У дверей зрительного зала толпятся опоздавшие. За трибуной на сцене — бригадир из крутильного цеха Клава Комичева. Обычно пронзительный, голос ее сел, едва слышен. За столом, покрытым красным бархатом, сегодня почти сплошь женщины. И только в центре их Папуша. Он расправил на весу носовой платок, вдруг сообразил, что на него смотрят, смял и упрятал его в карман.

Выступает Пэ в кубе. Зал аплодирует. Речь его и правда трогает душу. А вот он, Николай, совестно признаться, говорит постно, говорит всегда гораздо хуже, чем пишет.

Работая рука об руку с человеком, легче подмечаешь в нем то, что не видно другим. И все же на вопрос «що такэ Папуша?», как и Шеляденко, пока вразумительного ответа не дал бы.

В перерыве комбинатские растеклись по всем этажам. На первом — баянист с «массовичкой», на втором — струнный оркестр и танцы, на третьем — шахматные баталии. Гудят, позвякивают стаканами буфеты.

— Здесь что, цвет комбината? — спросил Петь.

— Если по твоей терминологии, — да, — ответил Николай.

— Колхозные бабехи!

— А на тебе какая сорочка?

Удивился вопросу:

— Белая… в клеточку.

— Так вот: твоя белая, в клеточку, сорочка сшита из шелка, сотканного нашими «колхозными бабехами».

Папуша вышагивает медленно, вытянув руки по швам. Как и многие, ростом обиженные, чуть пыжится. Не представишь его иначе, как в директорских доспехах: зимой в синем кителе, в коричневом кожаном пальто и фетровых бурках; летом — в сером кителе. Но никак не вообразить его в домашних туфлях.

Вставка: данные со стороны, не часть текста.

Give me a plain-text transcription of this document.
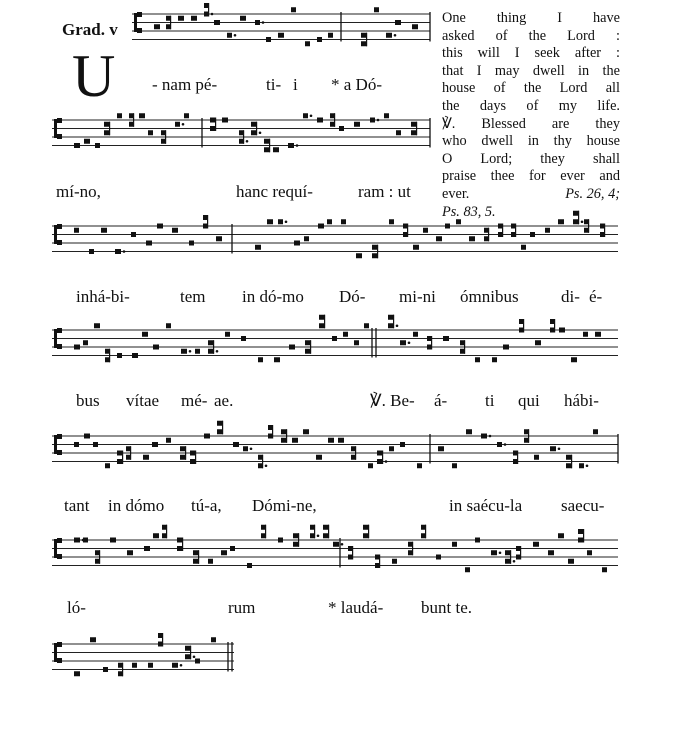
Grad. v
U
One thing I have
asked of the Lord :
this will I seek after :
that I may dwell in the
house of the Lord all
the days of my life.
℣. Blessed are they
who dwell in thy house
O Lord; they shall
praise thee for ever and
ever.	Ps. 26, 4;
Ps. 83, 5.
- nam pé-	ti- i * a Dó-
mí-no,	hanc requí-	ram : ut
inhá-bi-	tem in dó-mo Dó- mi-ni ómnibus di- é-
bus vítae mé- ae.	℣. Be- á- ti qui hábi-
tant in dómo tú-a, Dómi-ne,	in saécu-la saecu-
ló-	rum	* laudá- bunt te.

— Ты где, Варфоломеич, пропадал?

— Да вот, — обнял Ольгу за плечи и выдвинул вперед, — не отпускает одного.

— Правильно делает.

Петь-Петух захандрил: и дернуло же притащиться в Таборную слободку. Помышлял было распрощаться с милыми родичами, но короткий разговор с подошедшим к ним простоватым мужчиной изменил его намерение.

— Послухайте мою Свитланку, — сказал тот. — Шестым номером выступает.

Когда на афишах оперного театра прочтешь, что поет Светлана Шеляденко, — торопись, иначе не достанешь билета. Но чтоб у нее был такой отец?..

— Приемный отец, — подсказала Ольга.

Николай покосился: отец, и все тут.

Артисты выступали вперемежку с участниками самодеятельности. «Самодеятельные» оплошничали, но публика аплодировала им тоже громко и дружно.

— Светлана Шеляденко! — объявил наконец конферансье. — У рояля…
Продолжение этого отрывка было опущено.